Les géants africains de la fintech sont déjà régionaux, mais les régulations ne suivent pas

Lorsque des entreprises nigérianes de fintech étendent leurs activités à travers l’Afrique, la technologie se déploie sans heurts. Les APIs de paiement s’intègrent rapidement, les commerçants comprennent les produits et les clients adoptent facilement les portefeuilles numériques. Cependant, la réglementation ne voyage pas aussi aisément. Une fintech autorisée au Nigeria doit souvent répéter l’ensemble du processus de licence pour entrer sur un autre marché africain, naviguant entre nouvelles exigences de capital, règles de conformité et normes de reporting.

Cette fragmentation réglementaire freine l’expansion continentale, comme le souligne le rapport Fintech Policy Insight de la Banque centrale du Nigeria (CBN). Selon une enquête menée par le CBN, 62,5 % des acteurs de la fintech opèrent déjà ou envisagent de s’étendre à d’autres marchés africains, et la même proportion soutient le développement d’un cadre de passeport réglementaire. Le message est clair : les fintechs africaines veulent croître à l’échelle régionale.

Infrastructure et régulation : deux défis majeurs

Le Nigeria abrite l’un des écosystèmes fintech les plus dynamiques d’Afrique. Des startups comme Flutterwave, Paystack et Fincra alimentent désormais l’infrastructure de paiement, les outils d’acquisition pour commerçants et les réseaux de règlement transfrontaliers utilisés par des entreprises à travers le continent. Pourtant, chaque nouveau marché impose un environnement réglementaire différent. Les opérateurs fintech doivent obtenir des licences locales, respecter des exigences de capital spécifiques à chaque juridiction et tisser des relations avec les banques et régulateurs locaux. Ces processus peuvent prendre des mois, voire des années.

Fincra argue que le passeport réglementaire transformerait également les modèles de partenariat, en recentrant les relations sur la connectivité des systèmes de paiement, la gestion de liquidités et l’efficacité du règlement. Cependant, réduire les duplicatas de licence n’est peut-être pas suffisant. Même après avoir franchi les obstacles réglementaires, les fintechs doivent encore gérer les mécaniques pratiques des paiements transfrontaliers : contraintes de change, gestion de liquidités, délais de règlement et interopérabilité des systèmes.

Des ambitions d’expansion face à une fragmentation réglementaire

Même avec l’approbation réglementaire, les fintechs doivent naviguer dans la complexité des paiements transfrontaliers. Le système de paiement nigérian illustre ce que peut accomplir une infrastructure coordonnée : près de 11 milliards de transactions ont été traitées en 2024 par le réseau de paiement instantané nigérian, selon la Nigeria Inter-Bank Settlement System (NIBSS). Cette échelle est significative à l’échelle mondiale et montre comment de grandes infrastructures nationales peuvent devenir le socle des écosystèmes financiers numériques.

Cependant, étendre de tels systèmes à travers les frontières introduit de nouveaux défis : surveillance de la fraude, résolution des litiges, vérification d’identité et supervision du règlement. Le volume de transactions ne définit pas l’interopérabilité.
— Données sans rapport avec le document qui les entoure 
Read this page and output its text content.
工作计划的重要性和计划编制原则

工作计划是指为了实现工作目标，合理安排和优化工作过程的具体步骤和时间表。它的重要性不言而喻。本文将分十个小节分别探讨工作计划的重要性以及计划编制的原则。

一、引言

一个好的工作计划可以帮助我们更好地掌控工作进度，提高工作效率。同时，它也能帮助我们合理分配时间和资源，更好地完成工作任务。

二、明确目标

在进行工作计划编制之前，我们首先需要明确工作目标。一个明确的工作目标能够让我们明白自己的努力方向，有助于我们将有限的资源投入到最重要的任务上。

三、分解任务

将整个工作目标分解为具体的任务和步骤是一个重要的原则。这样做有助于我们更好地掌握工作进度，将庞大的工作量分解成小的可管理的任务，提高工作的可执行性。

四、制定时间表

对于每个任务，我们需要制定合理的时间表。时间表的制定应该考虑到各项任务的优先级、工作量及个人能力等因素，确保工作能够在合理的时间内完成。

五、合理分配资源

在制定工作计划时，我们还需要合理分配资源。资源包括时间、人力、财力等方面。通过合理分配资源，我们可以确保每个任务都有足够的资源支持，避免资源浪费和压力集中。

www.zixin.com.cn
Paystack estime que le véritable défi réside dans la fiabilité commerciale, notamment en matière de partage de données et d’expérience des commerçants au moment du règlement.

Des corridors bilatéraux comme point de départ

Bien que le passeport réglementaire soit souvent envisagé comme un cadre continental, le rapport du CBN suggère que sa mise en œuvre pourrait commencer par des pilotes réglementaires plus modestes. Les participants à l’enquête proposent d’explorer la coopération bilatérale entre le Nigeria et plusieurs régulateurs pairs, dont ceux du Ghana, du Kenya, de l’Afrique du Sud, de l’Ouganda et du Sénégal. Ces pilotes pourraient tester la reconnaissance mutuelle des licences tout en coordonnant les normes de supervision et les cadres de protection des consommateurs.

Ils permettraient également aux pays d’expérimenter l’interopérabilité des systèmes de paiement, notamment entre marchés dotés d’écosystèmes financiers numériques robustes. Un exemple mentionné dans le rapport est la possibilité de tester l’interopérabilité entre les systèmes de paiement nigérian et ghanéen pour soutenir le règlement transfrontalier en temps réel. Ces expériences pourraient compléter les initiatives continentales comme le Pan-African Payment and Settlement System (PAPSS), qui vise à permettre des paiements instantanés en monnaies locales à travers les marchés africains participants.

Pour les opérateurs qui ont navigué dans le paysage des licences africaines, le passeport réglementaire est moins une destination qu’une fondation. Flutterwave, qui s’est étendu à travers plusieurs marchés africains sans cadre de passeport en place, voit dans cette initiative un moyen d’accélérer l’intégration régionale.